Job Description
Want to own the data infrastructure behind some of the most naturalistic voice models in production?
You'll be joining a well-funded speech AI startup — just closed their Series A — with strong enterprise traction and revenue that more than doubled last quarter. They're building ultra-realistic voice technology that handles natural laughter, breathing, seamless language switching, and accurate pronunciation across languages and accents. Their models are powering hundreds of millions of conversations monthly.

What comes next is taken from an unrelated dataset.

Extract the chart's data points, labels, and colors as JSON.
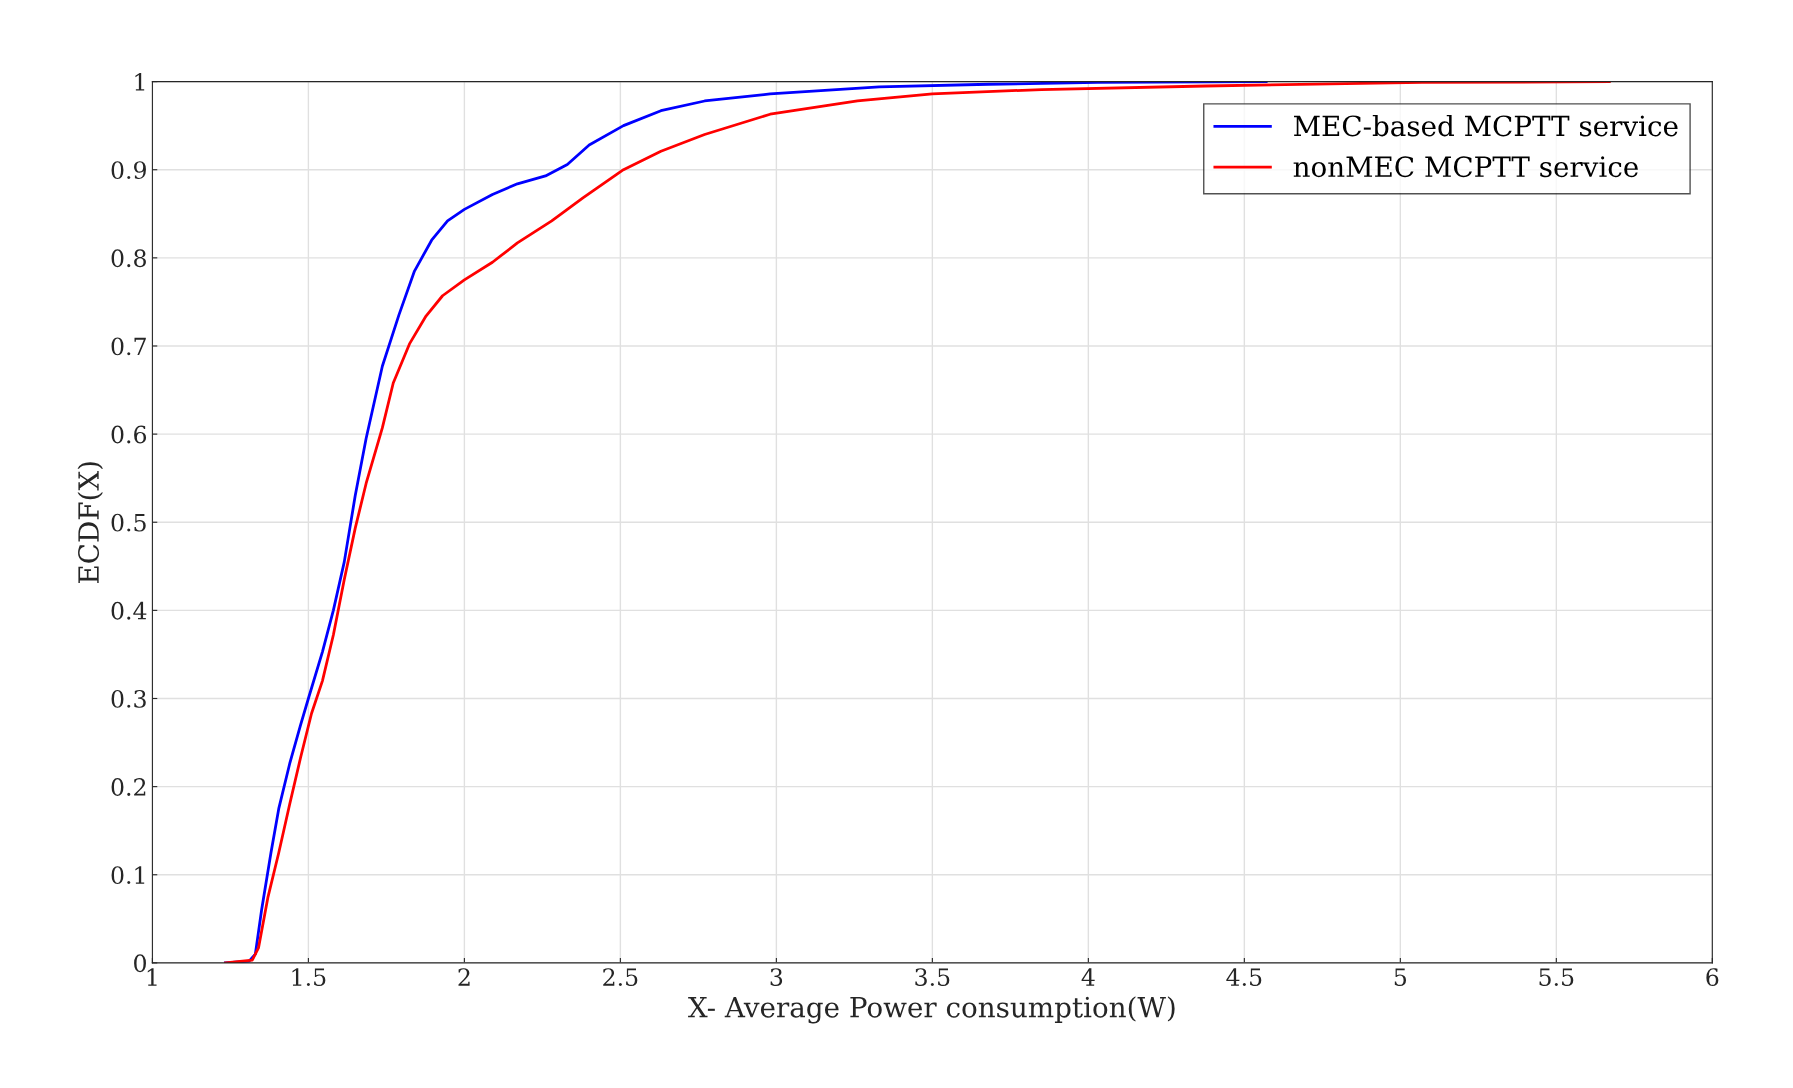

Before training a single model, they built their own corpus — full-duplex, studio-quality conversational speech annotated by PhD linguists. As their MLE, you'll own the pipelines that turn that raw material into clean, training-ready data.
What you'll do
- Own end-to-end data pipelines from raw audio ingestion through to versioned, training-ready datasets
- Build quality systems that catch annotation errors and alignment issues before they reach a training run
- Maintain the training infrastructure that keeps GPUs fed — dataloaders, streaming datasets, multi-modal batching
- Build and iterate on tooling across speech representations including neural codecs, semantic tokens and mel features
- Handle full- and half-duplex pipeline work including two-channel alignment and overlap handling
What you'll bring
- Strong engineering fundamentals with experience building ML data pipelines at scale
- Hands-on experience with speech or audio data
- Solid understanding of speech representations and the tradeoffs between them
- Experience with multi-channel audio data including diarisation and alignment
Nice to have
- Experience with multilingual data pipelines
- Large-scale training infrastructure experience — FSDP, DeepSpeed, Ray
- Annotation tooling and human-in-the-loop systems
Remote-friendly. Competitive base plus stock.